El Documenta Madrid 2014, ya un clásico de la ciudad y los espacios culturales del Matadero, más las proyecciones de los ciclos de la Filmoteca Española (Cine Doré), cerró el día 11 de mayo su 11ª edición. El año pasado ya se asentó en su actual ubicación, un espacio que no sólo te invita a una gran oferta cultural, también te permite disfrutar al mismo tiempo de la ciudad, espacios abiertos junto al paseo del río Manzanares. Aquellos años donde el festival se repartía por varias salas de la ciudad han pasado, me acuerdo del cine Palafox, o el Círculo de Bella Artes… otra forma de buscar la película, intentando calcular el tiempo que faltaba entre una sesión y otra, el recorrido de una sala a otra tenía sus complicaciones pero también sus virtudes, te permitía disfrutar la ciudad de otra manera, callejeándola de bar en bar.

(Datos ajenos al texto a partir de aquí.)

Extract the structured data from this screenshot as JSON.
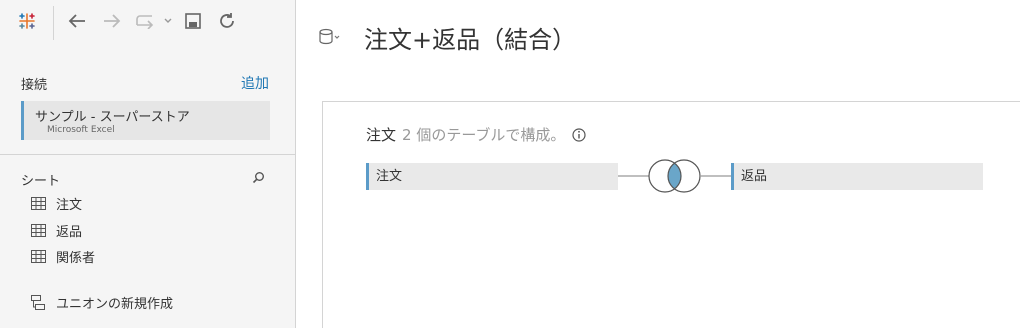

Retomando el celuloide, el festival tuvo una buena selección de películas, la mayoría en el tono del documental más narrativo, aunque la ganadora, el film My Name Is Salt (Farida Pacha), respondía a un tono más onírico, plástico, muy sugerente, un film con todos los condimentos, un balance de todos los elementos, lo real documentado, lo cotidiano y etnográfico en la plasmación de los espacios y la banda sonora (diegética) como herramienta onírica, un film que podría retratar el festival en todos sus reflejos. Es así como esta película se balancea bajo los equilibrios, creo, de los contenidos que el festival pretende. Este film, que comentaremos con mayor profundidad, expresa ese tiempo del testimonio, lo antropológico, como ya he comentado, pero también una visión poética del mundo

Hay otros festivales de documentales donde se hace más énfasis en esa capacidad de la imagen por crear, con una apuesta más abierta hacia espacios de mayor ensoñación y abstracción, con la memoria emotiva como propuesta motora... éste es el caso del Doclisboa. Pero el valor, obvio, del documento y el análisis sociopolítico reflejado en testimonios es uno de los principales valores del cine documental, es un valor eterno de este tipo de cine, no lo vamos a negar. Las películas que han sido seleccionadas en la competición de largometrajes internacionales este año han ido, en su mayoría, dirigidas a este espacio… Iranien (Mehran Tamadon), The Green Prince (Nadav Schirman), Ukrania no es un burdel (Ukraine Is Not a Brothel, Kitty Green), The Return to Homs (Talal Derki). El mundo árabe es un lugar de fuertes convulsiones sociales, el caso de Siria, en medio de una guerra civil, ha sido el cultivo de una gran cantidad de producciones fílmicas en los últimos tres años, el conflicto palestino-israelí… los éxodos y conflictos de las llamadas “primaveras árabes”, un mundo desatado. Fuera de concurso se proyectó The Square (Al midan, Jehane Noujaim), con producción norteamericana, que fija la filmación en los acontecimientos que se desarrollaron durante dos años en la Plaza Tahrir, más libertad, más democracia, más pueblo. La importancia que tienen los nuevos medios de comunicación, las redes sociales para cambiar y conocer información, descubrir que hay otro mundo y que se puede vivir de otra manera exigiendo cambios a los poderes anquilosados. Sus personajes, cinco jóvenes que creen en la revolución, cambiar todo para un Egipto donde poder vivir mejor, ese grito de toda una generación, no puede ser callado; hoy, Egipto vive bajo una dictadura militar, la historia continua. Con esta obra de testimonio directo e implicación en la plaza Tahrir comparo el film de David Muñoz Otra noche en la Tierra (film que no se proyectó en este festival y sí en L’Alternativa de este año), que venía a contar de otra forma, a través de diferentes taxis, los testimonios de los propios taxistas y sus clientes (retomando el clásico de Jim Jarmusch Noche en la TierraNight on Earth, 1991–), mostrándonos la situación y el tiempo del país egipcio, desde la otra perspectiva, la de aquellos que circulaban alrededor de la Plaza.

the-square

Otros filmes de firma histórica se han podido ver en el Documenta. Filmes donde el material de archivo y el testimonio son la columna vertebral del desarrollo narrativo, como Der Anständige (Vanessa Lapa), o en el espacio de documentales españoles Una esvástica sobre el Bidasoa (Alfonso Andrés y Javier Barajas). La buena selección de la competición de cortometrajes ha supuesto una más que amplia proyección de propuestas.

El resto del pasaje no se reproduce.